A moment of crushing silence passed before someone approached them with a scraping gait. Nence dared a sideways glance, spotting an elderly figure in a craggy mask, robed in crimson, leaning heavily on a brass rod. The Agitator.
The brass staff tapped gently on the polished floor. “Do not be afraid,” the Agitator murmured in a voice that seemed to wear an illusion of kindness. “Our Mother has long laboured to carve out the realm of Enelastoia, shielding it from the horrors that reign in the chaos beyond. You have lived and thrived here, all thanks to her. And that is her will.”
Nence’s heart pounded, old anger flickering at the mention of the Vat-Mother’s generosity. If not for her intrigues, Ay might still live, might have returned from that hopeless journey. But he forced himself to remain bowed, suppressing the terrors that wracked his body.
“Your heartbreak is understood,” the Agitator continued, his mask angling downward to regard Nence’s trembling shape. “We know you well, dear childe. He was precious to you, and his fate was sealed by her foes. In our Mother’s wisdom, we can help you find justice… if only you will serve.”
Despite himself, Nence looked up, antenna scything the air in a question. A place among them? Could he truly join this brood of pious horrors who had offered him a fragile sense of belonging? Slowly, he steeled a breath as fear mingled with the promise of vengeance.
Above them, affixed to her prison of flesh and steel, the Vat-Mother lifted one hand. Nence’s eyes darted to see the gruesome conjuration: from the reddened palm and the swirl of crawling nanomaterial came a dagger, stiletto-thin and unnaturally alive. It gleamed with a liquid sheen, shifting as though it thirsted for flesh. Phage. A weapon of all-devouring torment, given a razor’s edge.
Reverently, the Agitator stepped forward, receiving the weapon from the Vat-Mother as if it were a holy relic. The phage-metal did not consume him, which made Nence’s limbs quake with new alarm. Slumping forward, the Agitator turned to Nence, offering the living blade with deliberate care.
“It seeks one life,” the Agitator said softly. “The so-called Lady Bhaeryn, the pretender and upstart who would ruin all. Take this. Let her taste the devastation she has brought you.”
Nence’s mind reeled. The phage dagger quivered, hungry in his gaze, inviting him to deliver death in exchange for retribution.
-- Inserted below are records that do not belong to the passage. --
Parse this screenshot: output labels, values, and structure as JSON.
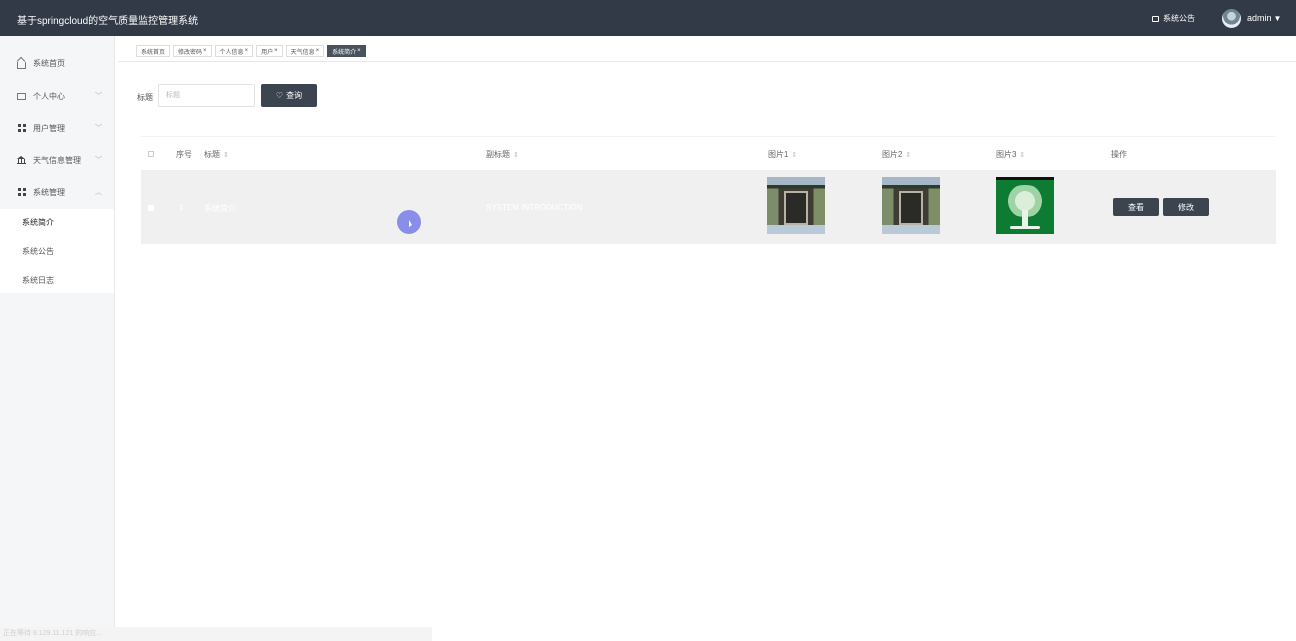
{
  "app": {
    "title": "基于springcloud的空气质量监控管理系统"
  },
  "header": {
    "notice_label": "系统公告",
    "user_name": "admin",
    "caret": "▼"
  },
  "sidebar": {
    "items": [
      {
        "label": "系统首页",
        "arrow": ""
      },
      {
        "label": "个人中心",
        "arrow": "﹀"
      },
      {
        "label": "用户管理",
        "arrow": "﹀"
      },
      {
        "label": "天气信息管理",
        "arrow": "﹀"
      },
      {
        "label": "系统管理",
        "arrow": "︿"
      }
    ],
    "subitems": [
      "系统简介",
      "系统公告",
      "系统日志"
    ]
  },
  "tabs": [
    {
      "label": "系统首页",
      "closable": false
    },
    {
      "label": "修改密码",
      "closable": true
    },
    {
      "label": "个人信息",
      "closable": true
    },
    {
      "label": "用户",
      "closable": true
    },
    {
      "label": "天气信息",
      "closable": true
    },
    {
      "label": "系统简介",
      "closable": true
    }
  ],
  "tab_close": "×",
  "search": {
    "label": "标题",
    "placeholder": "标题",
    "button_label": "查询"
  },
  "table": {
    "headers": {
      "index": "序号",
      "title": "标题",
      "subtitle": "副标题",
      "pic1": "图片1",
      "pic2": "图片2",
      "pic3": "图片3",
      "actions": "操作"
    },
    "sort_icon": "⇕",
    "rows": [
      {
        "index": "1",
        "title": "系统简介",
        "subtitle": "SYSTEM INTRODUCTION",
        "view_label": "查看",
        "edit_label": "修改"
      }
    ]
  },
  "status_bar": {
    "text": "正在等待 8.129.11.121 的响应..."
  }
}
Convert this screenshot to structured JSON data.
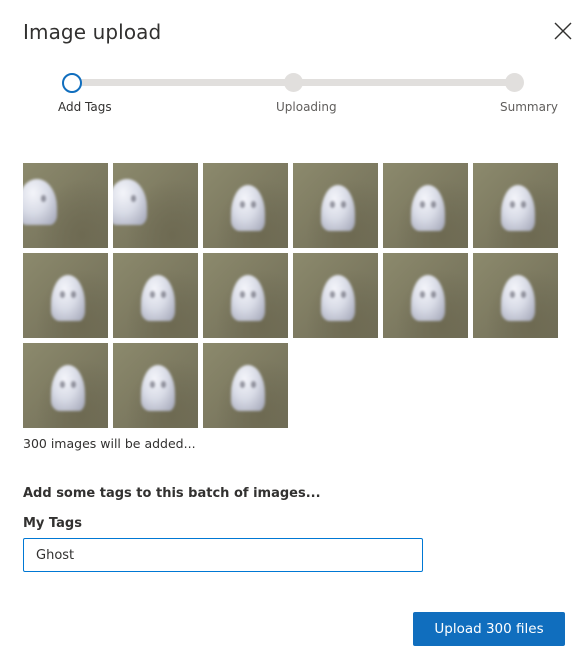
{
  "dialog": {
    "title": "Image upload",
    "close_icon": "close-icon"
  },
  "stepper": {
    "steps": [
      {
        "label": "Add Tags",
        "state": "active"
      },
      {
        "label": "Uploading",
        "state": "upcoming"
      },
      {
        "label": "Summary",
        "state": "upcoming"
      }
    ],
    "active_color": "#106ebe",
    "track_color": "#e1dfdd"
  },
  "thumbnails": {
    "count_shown": 15,
    "subject": "ghost figurine photo",
    "summary": "300 images will be added..."
  },
  "tags": {
    "prompt": "Add some tags to this batch of images...",
    "label": "My Tags",
    "value": "Ghost",
    "placeholder": ""
  },
  "actions": {
    "upload_label": "Upload 300 files",
    "upload_color": "#106ebe"
  }
}
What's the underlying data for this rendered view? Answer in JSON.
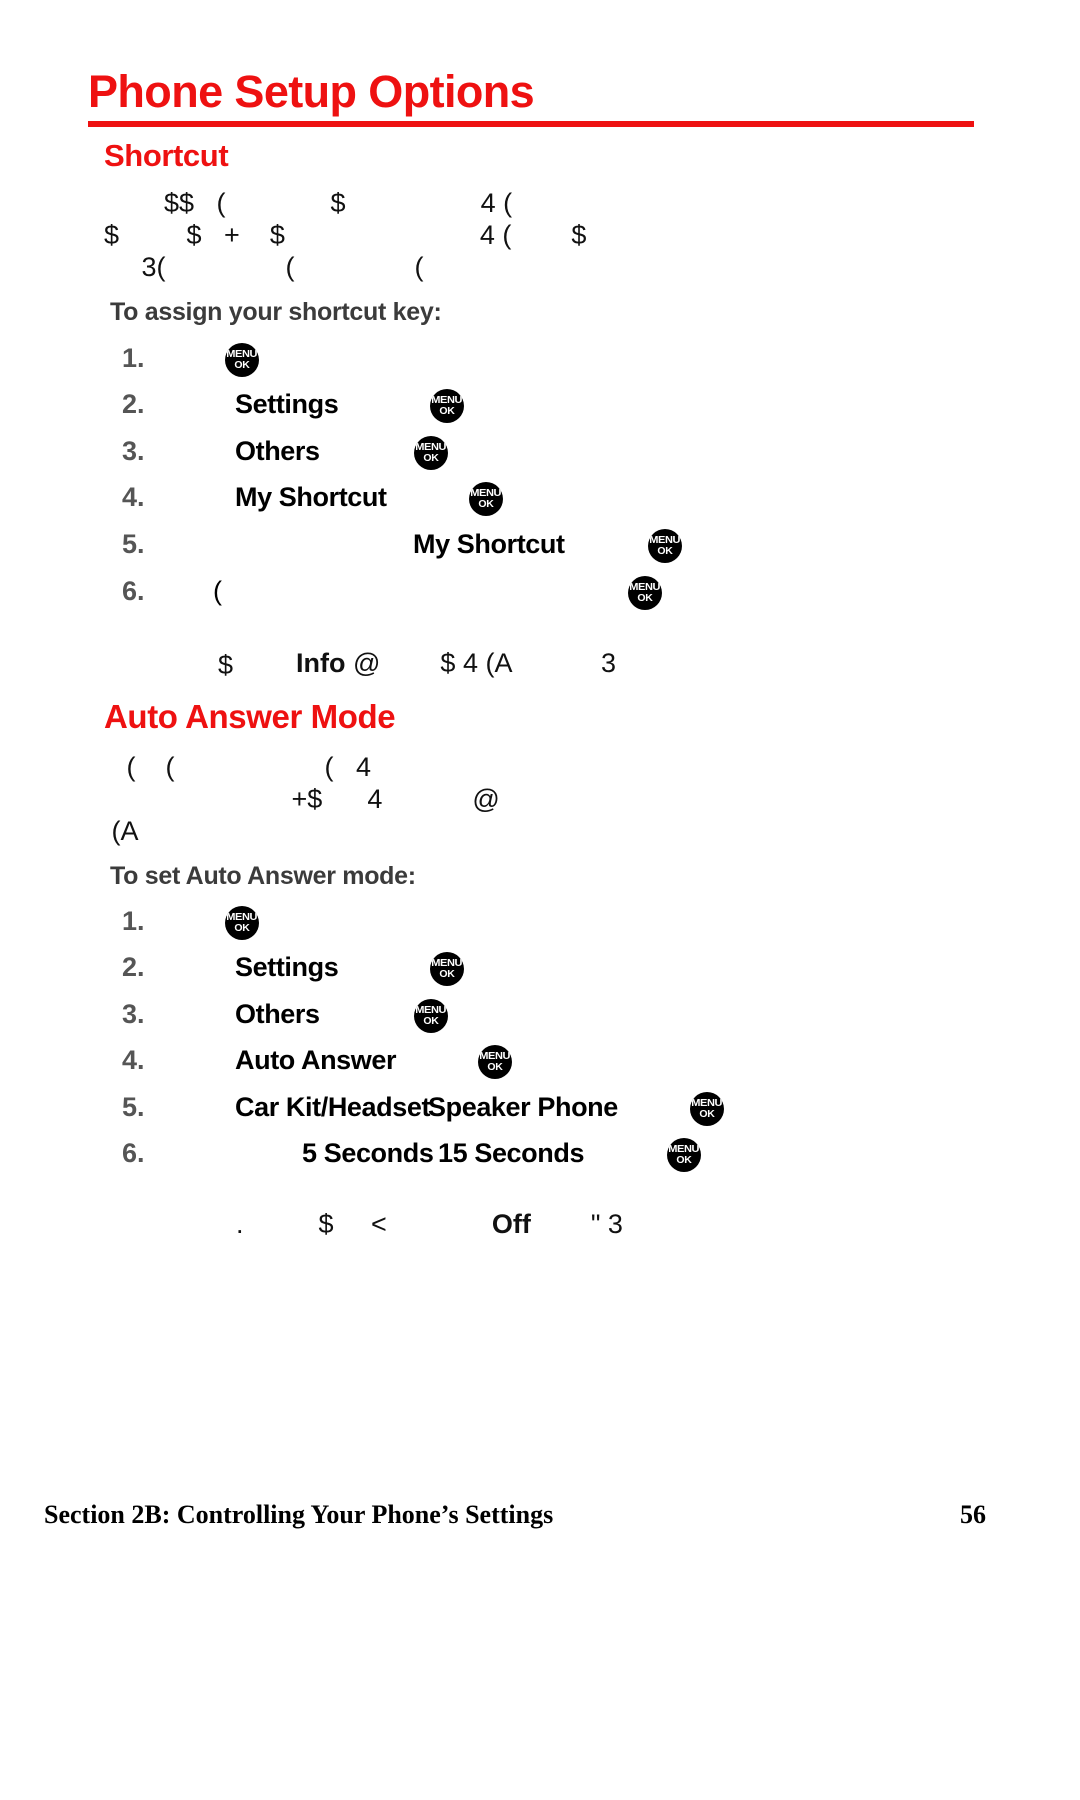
{
  "document": {
    "title": "Phone Setup Options",
    "accent_color": "#ee1111",
    "footer": {
      "section": "Section 2B: Controlling Your Phone’s Settings",
      "page_number": "56"
    }
  },
  "sections": [
    {
      "heading": "Shortcut",
      "body_lines": [
        "        $$   (              $                  4 (",
        "$         $   +    $                          4 (        $",
        "     3(                (                ("
      ],
      "lead_in": "To assign your shortcut key:",
      "steps": [
        {
          "number": "1.",
          "label": "",
          "key": "menu-ok"
        },
        {
          "number": "2.",
          "label": "Settings",
          "key": "menu-ok"
        },
        {
          "number": "3.",
          "label": "Others",
          "key": "menu-ok"
        },
        {
          "number": "4.",
          "label": "My Shortcut",
          "key": "menu-ok"
        },
        {
          "number": "5.",
          "label": "My Shortcut",
          "key": "menu-ok"
        },
        {
          "number": "6.",
          "label": "(",
          "key": "menu-ok"
        }
      ],
      "notes": [
        {
          "bold": "Info",
          "rest": " @        $ 4 (A            3"
        },
        {
          "bold": "",
          "rest": "$"
        }
      ]
    },
    {
      "heading": "Auto Answer Mode",
      "body_lines": [
        "   (    (                    (   4",
        "                         +$      4            @",
        " (A"
      ],
      "lead_in": "To set Auto Answer mode:",
      "steps": [
        {
          "number": "1.",
          "label": "",
          "key": "menu-ok"
        },
        {
          "number": "2.",
          "label": "Settings",
          "key": "menu-ok"
        },
        {
          "number": "3.",
          "label": "Others",
          "key": "menu-ok"
        },
        {
          "number": "4.",
          "label": "Auto Answer",
          "key": "menu-ok"
        },
        {
          "number": "5.",
          "label": "Car Kit/Headset",
          "label2": "Speaker Phone",
          "key": "menu-ok"
        },
        {
          "number": "6.",
          "label": "5 Seconds",
          "label2": "15 Seconds",
          "key": "menu-ok"
        }
      ],
      "notes": [
        {
          "bold": "",
          "rest": ".          $     <              ",
          "bold2": "Off",
          "rest2": "        \" 3"
        }
      ]
    }
  ],
  "key_icon": {
    "top": "MENU",
    "bottom": "OK",
    "name": "menu-ok-key-icon"
  }
}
Unable to speak, Nence felt only the hum of his six limbs, the clang of his heart, and the silent roar of conflict inside his chest. He extended a shaking hand to receive the mutagen-forged dagger, uncertain whether relief or horror rose in him as the metal slid against his talons without devouring him.
He raised his eyes to the Vat-Mother, looming overhead in her silent bondage. She offered nothing but that impassive tilt of her masked face. The deal was struck in unspoken words. Kill the Last Lady of Sestchek—avenge your beloved.
Nence bowed his head again. Something inside him fractured further, and with it, a cold resolve began to grow in the cracks.